The pie chart breaks the population count into respective Type of Dwelling. There are labels of percentage and hovering each pie will have a tooltip to depict the TOD, Count and % Count.
The spatial distribution map will react to the selected Age Group to show their count and proportion on the map.
3.3. Insights description
Selection of AGED group with TOTAL subzones shown a ratio of 45.8% Male to 54.20% of Female. There is almost a 10% difference as opposed to the Total age group of 49.15% Male to 50.85% Female.
This may imply that Female have a longer lifespan than Male in Singapore.

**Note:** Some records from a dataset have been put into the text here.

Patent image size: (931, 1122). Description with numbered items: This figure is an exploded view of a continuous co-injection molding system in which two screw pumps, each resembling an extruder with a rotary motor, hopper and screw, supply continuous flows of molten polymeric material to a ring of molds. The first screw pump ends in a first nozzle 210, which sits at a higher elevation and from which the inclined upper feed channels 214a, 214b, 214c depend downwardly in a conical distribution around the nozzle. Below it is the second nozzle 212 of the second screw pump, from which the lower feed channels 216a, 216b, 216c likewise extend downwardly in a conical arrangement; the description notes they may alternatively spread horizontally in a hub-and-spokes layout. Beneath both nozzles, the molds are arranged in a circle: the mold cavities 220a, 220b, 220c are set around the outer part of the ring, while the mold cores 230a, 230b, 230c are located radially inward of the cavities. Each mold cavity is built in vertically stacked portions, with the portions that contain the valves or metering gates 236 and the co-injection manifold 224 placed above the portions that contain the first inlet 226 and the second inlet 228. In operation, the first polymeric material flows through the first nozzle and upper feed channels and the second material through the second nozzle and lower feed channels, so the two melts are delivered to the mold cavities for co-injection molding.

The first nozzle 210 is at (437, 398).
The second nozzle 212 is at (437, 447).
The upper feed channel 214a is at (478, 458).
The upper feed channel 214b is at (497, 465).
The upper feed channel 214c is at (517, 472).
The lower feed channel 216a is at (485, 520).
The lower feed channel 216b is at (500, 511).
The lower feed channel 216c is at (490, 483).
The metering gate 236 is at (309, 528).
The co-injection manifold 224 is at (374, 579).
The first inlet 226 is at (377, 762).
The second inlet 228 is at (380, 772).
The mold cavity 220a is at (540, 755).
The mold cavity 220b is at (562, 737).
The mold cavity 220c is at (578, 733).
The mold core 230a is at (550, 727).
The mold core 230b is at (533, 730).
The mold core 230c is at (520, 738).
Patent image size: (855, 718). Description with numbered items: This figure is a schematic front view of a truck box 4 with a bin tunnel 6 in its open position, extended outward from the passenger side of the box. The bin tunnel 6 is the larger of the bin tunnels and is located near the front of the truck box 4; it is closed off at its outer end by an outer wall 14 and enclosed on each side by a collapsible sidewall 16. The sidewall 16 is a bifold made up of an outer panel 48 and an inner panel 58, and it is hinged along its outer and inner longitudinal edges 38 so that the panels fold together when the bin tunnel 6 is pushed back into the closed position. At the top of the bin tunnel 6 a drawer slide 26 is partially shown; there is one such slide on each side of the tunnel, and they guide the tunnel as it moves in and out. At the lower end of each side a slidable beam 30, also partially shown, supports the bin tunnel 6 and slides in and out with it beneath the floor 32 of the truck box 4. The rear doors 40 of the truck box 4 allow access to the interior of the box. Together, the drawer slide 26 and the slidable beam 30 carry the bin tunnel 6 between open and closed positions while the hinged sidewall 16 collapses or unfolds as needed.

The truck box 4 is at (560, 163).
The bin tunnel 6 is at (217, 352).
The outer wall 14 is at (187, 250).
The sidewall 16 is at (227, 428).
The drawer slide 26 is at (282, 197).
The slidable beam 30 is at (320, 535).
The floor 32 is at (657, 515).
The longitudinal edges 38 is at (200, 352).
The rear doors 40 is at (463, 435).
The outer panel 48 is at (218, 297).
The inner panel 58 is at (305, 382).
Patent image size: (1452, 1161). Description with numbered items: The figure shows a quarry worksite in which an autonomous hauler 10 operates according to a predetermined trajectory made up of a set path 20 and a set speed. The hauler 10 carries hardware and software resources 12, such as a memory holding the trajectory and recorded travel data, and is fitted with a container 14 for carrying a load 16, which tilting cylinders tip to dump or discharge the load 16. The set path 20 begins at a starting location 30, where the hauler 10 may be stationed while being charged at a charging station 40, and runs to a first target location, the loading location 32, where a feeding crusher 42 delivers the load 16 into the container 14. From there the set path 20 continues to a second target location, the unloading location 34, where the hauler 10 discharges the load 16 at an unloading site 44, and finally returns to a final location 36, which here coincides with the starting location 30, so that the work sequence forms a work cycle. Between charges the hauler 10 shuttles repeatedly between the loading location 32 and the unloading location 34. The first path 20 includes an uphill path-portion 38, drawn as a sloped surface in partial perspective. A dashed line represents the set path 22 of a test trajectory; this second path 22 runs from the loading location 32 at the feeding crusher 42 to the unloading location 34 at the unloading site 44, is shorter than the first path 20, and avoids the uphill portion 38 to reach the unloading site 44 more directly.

Woodlands East has a comparably high proportion of YOUNG aged group which may suggest a maturing subzone. Furthermore, 40.7% of the AGED, 41.9% of the ACTIVE and 43.8% of the YOUNG stay in HDB 5 rooms and Executive flats.
This may imply that recent BTO projects include a lot of HDB 5 rooms and Executive projects.